The Securities Authority plans to require corporations whose financial results were leaked to the media before official release to handover list of those who had early access to the reports. This comes in the wake of several cases where such information appeared in the media before being made public. Among the companies whose results have been leaked: Bank Hapoalim, Clal Insurance, Migdal Insurance and Africa Israel Investments.
The authority ordered the companies to immediately review procedures for handling such sensitive information, including maintaining secrecy until publication of the reports, as required by law. The authority also plans to summon employees of public corporations, including outside suppliers, who had pre-publication access to this information, to provide explanations.
The Securities Law contains a reporting format which includes instructions relating to the timing of publication and the completeness of the information. A reporting corporation is not allowed to publish information "alternative" to the information required by the law or selective information. In June 2004, the authority issued a circular to companies that warned against leaking information.
According to that circular, "Only one form of reporting exists that satisfies the provisions of the law, and that is the submission to the authority of full reports as prescribed by the law and the regulations, and at the designated times. The obligation to report, uniform format of the report and the dates of reporting for reporting corporations are some of the foundation stones of a sophisticated and efficient capital market. Their purpose will be thwarted unless the format of reporting prescribed by the law and the regulations is adhered to.

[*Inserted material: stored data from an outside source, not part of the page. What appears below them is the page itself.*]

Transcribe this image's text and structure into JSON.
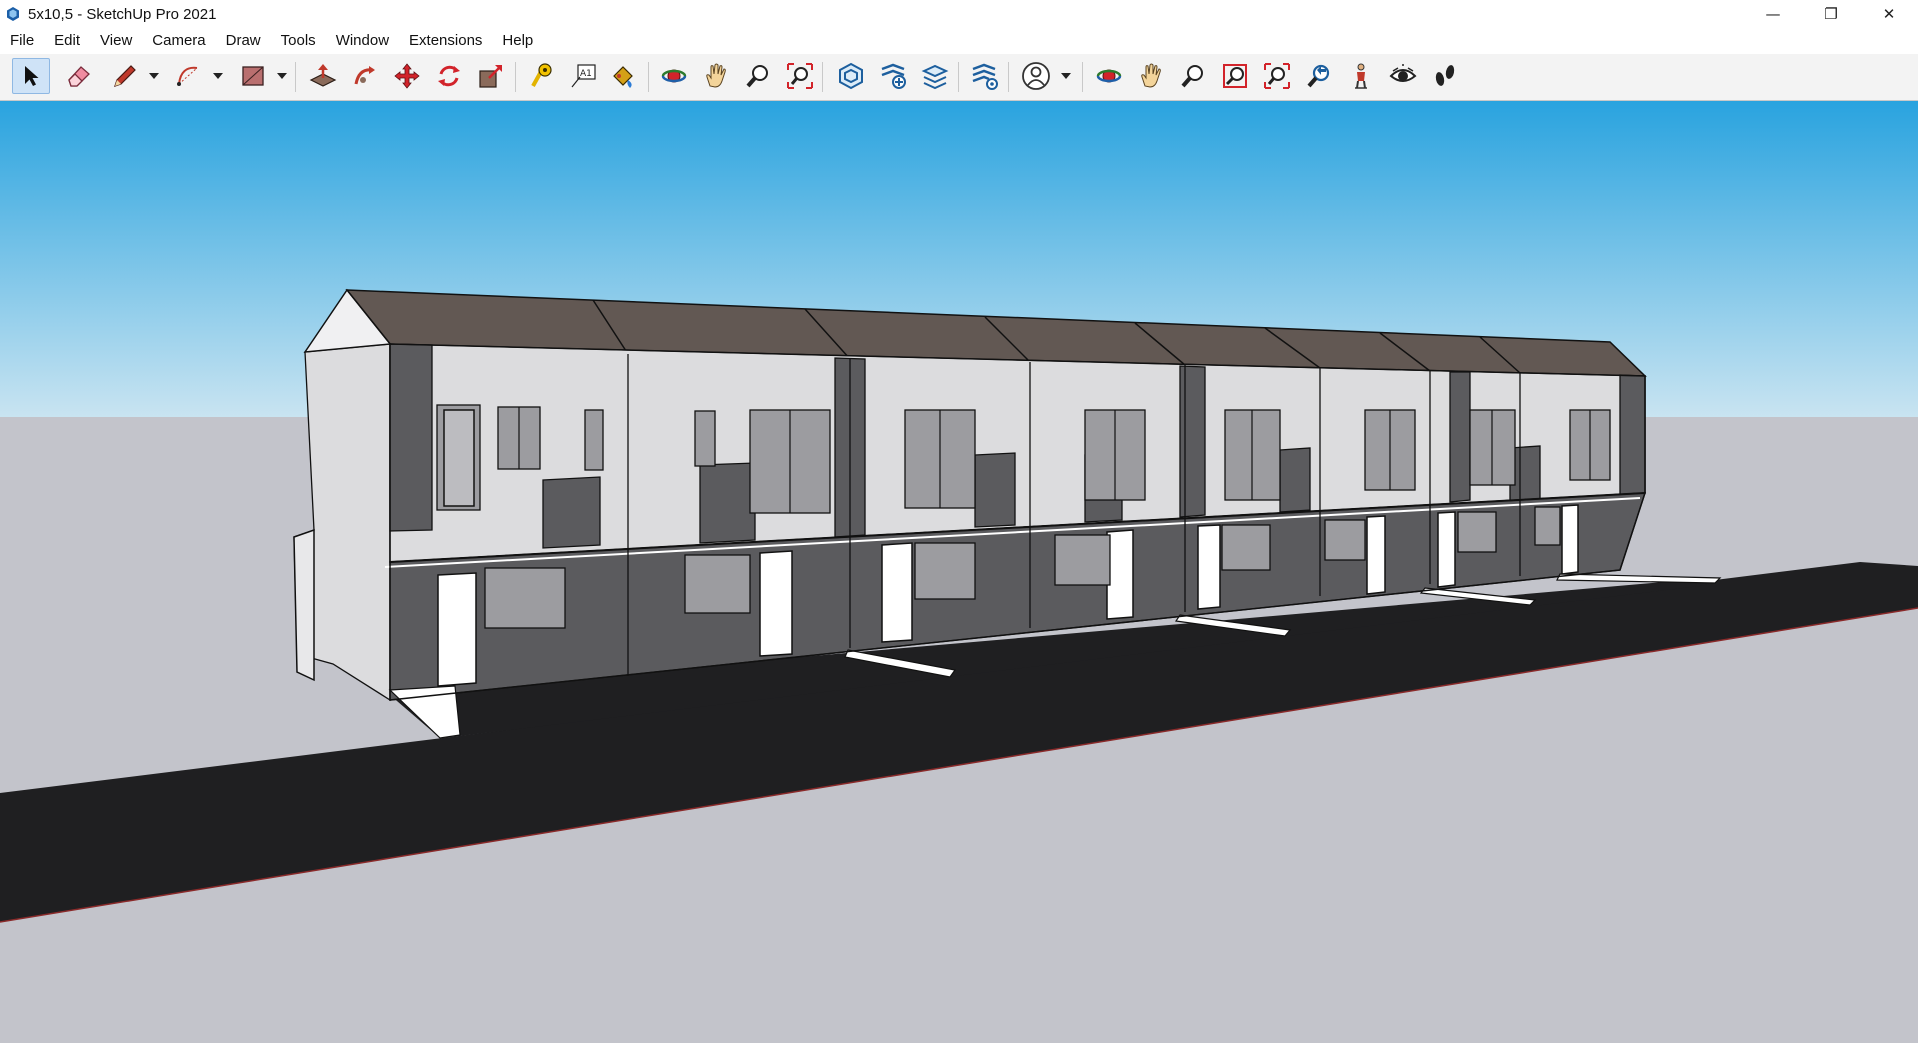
{
  "window": {
    "title": "5x10,5 - SketchUp Pro 2021",
    "controls": {
      "minimize": "—",
      "restore": "❐",
      "close": "✕"
    }
  },
  "menu": {
    "items": [
      "File",
      "Edit",
      "View",
      "Camera",
      "Draw",
      "Tools",
      "Window",
      "Extensions",
      "Help"
    ]
  },
  "toolbar": {
    "tools": [
      {
        "name": "select-tool",
        "icon": "arrow-cursor-icon",
        "active": true
      },
      {
        "name": "eraser-tool",
        "icon": "eraser-icon"
      },
      {
        "name": "line-tool",
        "icon": "pencil-icon"
      },
      {
        "name": "arc-tool",
        "icon": "arc-icon"
      },
      {
        "name": "rectangle-tool",
        "icon": "rectangle-icon"
      },
      {
        "name": "push-pull-tool",
        "icon": "push-pull-icon"
      },
      {
        "name": "follow-me-tool",
        "icon": "follow-me-icon"
      },
      {
        "name": "move-tool",
        "icon": "move-icon"
      },
      {
        "name": "rotate-tool",
        "icon": "rotate-icon"
      },
      {
        "name": "scale-tool",
        "icon": "scale-icon"
      },
      {
        "name": "tape-measure-tool",
        "icon": "tape-measure-icon"
      },
      {
        "name": "text-tool",
        "icon": "text-icon"
      },
      {
        "name": "paint-bucket-tool",
        "icon": "paint-bucket-icon"
      },
      {
        "name": "orbit-tool",
        "icon": "orbit-icon"
      },
      {
        "name": "pan-tool",
        "icon": "hand-icon"
      },
      {
        "name": "zoom-tool",
        "icon": "magnifier-icon"
      },
      {
        "name": "zoom-extents-tool",
        "icon": "zoom-extents-icon"
      },
      {
        "name": "warehouse-tool",
        "icon": "warehouse-icon"
      },
      {
        "name": "share-component-tool",
        "icon": "share-component-icon"
      },
      {
        "name": "extension-warehouse-tool",
        "icon": "extension-warehouse-icon"
      },
      {
        "name": "extension-manager-tool",
        "icon": "extension-manager-icon"
      },
      {
        "name": "account-tool",
        "icon": "user-circle-icon"
      },
      {
        "name": "orbit-tool-2",
        "icon": "orbit-icon"
      },
      {
        "name": "pan-tool-2",
        "icon": "hand-icon"
      },
      {
        "name": "zoom-tool-2",
        "icon": "magnifier-icon"
      },
      {
        "name": "zoom-window-tool",
        "icon": "zoom-window-icon"
      },
      {
        "name": "zoom-extents-tool-2",
        "icon": "zoom-extents-icon"
      },
      {
        "name": "previous-view-tool",
        "icon": "previous-view-icon"
      },
      {
        "name": "position-camera-tool",
        "icon": "position-camera-icon"
      },
      {
        "name": "look-around-tool",
        "icon": "eye-icon"
      },
      {
        "name": "walk-tool",
        "icon": "footprints-icon"
      }
    ]
  },
  "viewport": {
    "sky_top": "#29a3df",
    "sky_bottom": "#c9e4f1",
    "ground": "#c3c4cb",
    "road": "#1f1f21",
    "roof": "#625853",
    "wall_dark": "#5b5b5e",
    "wall_light": "#dcdcde",
    "glass": "#9c9ca0"
  }
}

"A reporting corporation that elects to publish partial information or information other than that required by law, or that elects to disseminate it other than in accordance with the provision of the law - thereby circumvents those provisions of the law and the regulations that regulate the format and the manner of publication of information," the circular reads.
"Dissemination of information other than in the format prescribed by the law and the regulations is liable to distract the attention of the public from the full reports published in accordance with the law and the regulations, and is also liable to cause the public to be misled," the circular continues.
The authority said it plans to treat this phenomena with the greatest severity, since cases of this type have been occurring more often of late, to prevent damage to the investing public.